Naive Bayes
NAIVE BAYES MODEL
● It is a classification technique based on Bayes’ Theorem with an
independence assumption among predictors. In simple terms, a Naive
Bayes classifier assumes that the presence of a particular feature in a
class is unrelated to the presence of any other feature.
● For example, a fruit may be considered to be an apple if it is red,
round, and about 3 inches in diameter. Even if these features depend
on each other or upon the existence of the other features, all of these
properties independently contribute to the probability that this fruit is
an apple and that is why it is known as ‘Naive’.
● Naive Bayes can be used for various things like face recognition,
weather prediction, Medical Diagnosis, News classification,
Sentiment Analysis, and a lot more.
S.NO Outlook Play EXAMPLE
1 Rainy Yes
2 Sunny Yes
3 Overcast Yes
4 Overcast Yes
5 Sunny No
6 Rainy Yes
7 Sunny Yes
8 Overcast Yes
9 Rainy No
10 Sunny No
11 Sunny Yes
12 Rainy No
13 Overcast Yes
14 Overcast Yes
Problem: If the weather is sunny, then the Player should play or not?
Applying Bayes'theorem:
P(Yes|Sunny)= P(Sunny|Yes)*P(Yes)/P(Sunny)
P(Sunny|Yes)= 3/10= 0.3
P(Sunny)= 0.35
P(Yes)=0.71
So
P(Yes|Sunny) = 0.3*0.71/0.35= 0.60
P(No|Sunny)= P(Sunny|No)*P(No)/P(Sunny)
P(Sunny|NO)= 2/4=0.5
P(No)= 0.29
P(Sunny)= 0.35
So P(No|Sunny)= 0.5*0.29/0.35 = 0.41
So as we can see from the above calculation that
P(Yes|Sunny)>P(No|Sunny)
Hence on a Sunny day, Player can play the game.

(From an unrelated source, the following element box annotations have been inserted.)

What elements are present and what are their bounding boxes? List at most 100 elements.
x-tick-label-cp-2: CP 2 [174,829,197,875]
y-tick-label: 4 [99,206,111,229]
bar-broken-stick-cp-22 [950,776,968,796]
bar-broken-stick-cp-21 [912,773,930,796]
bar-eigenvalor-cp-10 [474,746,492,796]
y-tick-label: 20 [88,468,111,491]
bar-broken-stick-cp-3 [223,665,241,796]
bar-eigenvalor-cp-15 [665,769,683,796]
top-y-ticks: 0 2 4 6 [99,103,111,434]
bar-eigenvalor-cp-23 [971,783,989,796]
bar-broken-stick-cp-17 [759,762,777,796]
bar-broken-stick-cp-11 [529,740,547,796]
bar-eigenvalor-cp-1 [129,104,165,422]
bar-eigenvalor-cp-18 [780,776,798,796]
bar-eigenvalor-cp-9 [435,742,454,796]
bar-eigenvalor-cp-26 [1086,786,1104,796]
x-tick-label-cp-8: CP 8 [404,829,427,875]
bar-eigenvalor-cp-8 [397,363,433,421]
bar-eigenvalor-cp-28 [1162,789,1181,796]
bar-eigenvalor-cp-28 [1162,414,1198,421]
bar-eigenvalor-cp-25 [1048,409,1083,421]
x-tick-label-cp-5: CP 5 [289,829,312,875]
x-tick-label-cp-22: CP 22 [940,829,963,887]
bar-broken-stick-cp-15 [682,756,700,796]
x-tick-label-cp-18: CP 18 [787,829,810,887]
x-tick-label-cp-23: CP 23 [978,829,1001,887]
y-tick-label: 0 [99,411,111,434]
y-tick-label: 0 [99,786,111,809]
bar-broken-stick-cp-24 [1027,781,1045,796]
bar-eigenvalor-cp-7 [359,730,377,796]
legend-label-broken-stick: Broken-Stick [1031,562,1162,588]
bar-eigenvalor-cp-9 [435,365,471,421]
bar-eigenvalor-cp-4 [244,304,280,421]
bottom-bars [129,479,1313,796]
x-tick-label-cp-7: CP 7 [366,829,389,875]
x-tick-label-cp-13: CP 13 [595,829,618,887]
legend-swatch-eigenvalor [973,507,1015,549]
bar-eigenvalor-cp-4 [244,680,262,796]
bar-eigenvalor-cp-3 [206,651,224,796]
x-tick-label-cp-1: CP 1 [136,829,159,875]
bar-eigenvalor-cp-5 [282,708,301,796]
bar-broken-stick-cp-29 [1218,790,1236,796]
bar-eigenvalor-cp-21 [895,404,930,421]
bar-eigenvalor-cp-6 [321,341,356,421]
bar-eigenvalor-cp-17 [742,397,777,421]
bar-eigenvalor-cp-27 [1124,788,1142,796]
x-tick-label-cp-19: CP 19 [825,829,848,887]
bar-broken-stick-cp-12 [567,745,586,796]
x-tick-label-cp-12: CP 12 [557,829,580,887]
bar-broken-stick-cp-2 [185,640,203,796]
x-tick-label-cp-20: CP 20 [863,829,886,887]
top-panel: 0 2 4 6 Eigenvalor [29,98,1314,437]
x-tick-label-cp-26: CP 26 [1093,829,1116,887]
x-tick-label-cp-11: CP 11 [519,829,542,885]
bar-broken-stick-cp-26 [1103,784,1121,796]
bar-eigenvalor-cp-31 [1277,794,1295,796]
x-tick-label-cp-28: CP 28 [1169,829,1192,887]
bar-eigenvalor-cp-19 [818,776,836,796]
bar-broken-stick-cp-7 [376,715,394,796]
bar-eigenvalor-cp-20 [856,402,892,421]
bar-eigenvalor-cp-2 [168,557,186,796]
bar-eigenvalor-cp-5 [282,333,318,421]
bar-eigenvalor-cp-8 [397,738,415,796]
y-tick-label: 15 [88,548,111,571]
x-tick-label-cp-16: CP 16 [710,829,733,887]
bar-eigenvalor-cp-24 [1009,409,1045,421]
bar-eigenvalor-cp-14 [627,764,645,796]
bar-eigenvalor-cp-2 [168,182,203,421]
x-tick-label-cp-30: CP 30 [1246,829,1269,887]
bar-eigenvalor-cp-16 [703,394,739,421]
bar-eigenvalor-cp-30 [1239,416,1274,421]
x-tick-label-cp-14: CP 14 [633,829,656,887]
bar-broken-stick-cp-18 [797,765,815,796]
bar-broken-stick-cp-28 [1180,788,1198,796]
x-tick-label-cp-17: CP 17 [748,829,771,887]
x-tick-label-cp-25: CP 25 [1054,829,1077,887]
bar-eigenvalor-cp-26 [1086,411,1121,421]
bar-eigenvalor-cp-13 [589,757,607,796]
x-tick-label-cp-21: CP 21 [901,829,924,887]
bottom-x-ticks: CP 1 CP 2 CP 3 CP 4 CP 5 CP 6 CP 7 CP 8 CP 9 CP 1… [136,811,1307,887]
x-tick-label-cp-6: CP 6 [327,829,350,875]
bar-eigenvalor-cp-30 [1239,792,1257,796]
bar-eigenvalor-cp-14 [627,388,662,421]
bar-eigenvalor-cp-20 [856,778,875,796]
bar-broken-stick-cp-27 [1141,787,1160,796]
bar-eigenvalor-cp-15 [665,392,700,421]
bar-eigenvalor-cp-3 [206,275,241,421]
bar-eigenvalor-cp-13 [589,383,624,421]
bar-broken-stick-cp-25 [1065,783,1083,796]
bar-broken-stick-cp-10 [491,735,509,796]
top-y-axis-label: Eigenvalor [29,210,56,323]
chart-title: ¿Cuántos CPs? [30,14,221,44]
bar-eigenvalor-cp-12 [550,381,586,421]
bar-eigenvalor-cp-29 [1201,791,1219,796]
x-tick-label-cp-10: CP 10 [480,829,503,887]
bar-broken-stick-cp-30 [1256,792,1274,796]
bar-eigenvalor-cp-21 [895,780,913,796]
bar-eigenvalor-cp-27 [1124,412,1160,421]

Frequency table for the Weather Conditions:
Weather Yes No
Overcast 5 0
Rainy 2 2
Sunny 3 2
Total 10 4
Likelihood table weather condition:
Weather No Yes
Overcast 0 5 5/14= 0.35
Rainy 2 2 4/14=0.29
Sunny 2 3 5/14=0.35
All 4/14=0.29 10/14=0.71
Advantages
● It is easy and fast to predict class of test data set. It also
perform well in multi class prediction
● When assumption of independence holds, the classifier
performs better compared to other machine learning
models like logistic regression or decision tree, and
requires less training data.
● It perform well in case of categorical input variables
compared to numerical variable(s). For numerical variable,
normal distribution is assumed (bell curve, which is a
strong assumption).
Drawbacks
● If categorical variable has a category (in test data set), which
was not observed in training data set, then model will assign a 0
(zero) probability and will be unable to make a prediction. This
is often known as “Zero Frequency”. To solve this, we can use
the smoothing technique. One of the simplest smoothing
techniques is called Laplace estimation.
● On the other side, Naive Bayes is also known as a bad estimator,
so the probability outputs from predict_proba are not to be
taken too seriously.
● Another limitation of this algorithm is the assumption of
independent predictors. In real life, it is almost impossible that
we get a set of predictors which are completely independent.
Applications
● Real-time Prediction: Naive Bayesian classifier is an eager learning
classifier and it is super fast. Thus, it could be used for making predictions in
real time.
● Multi-class Prediction: This algorithm is also well known for multi class
prediction feature. Here we can predict the probability of multiple classes of
target variable.
● Text classification/ Spam Filtering/ Sentiment Analysis: Naive Bayesian
classifiers mostly used in text classification (due to better result in multi class
problems and independence rule) have higher success rate as compared to
other algorithms. As a result, it is widely used in Spam filtering (identify spam
e-mail) and Sentiment Analysis (in social media analysis, to identify positive
and negative customer sentiments)
● Recommendation System: Naive Bayes Classifier and Collaborative
Filtering together builds a Recommendation System that uses machine
learning and data mining techniques to filter unseen information and predict
whether a user would like a given resource or not.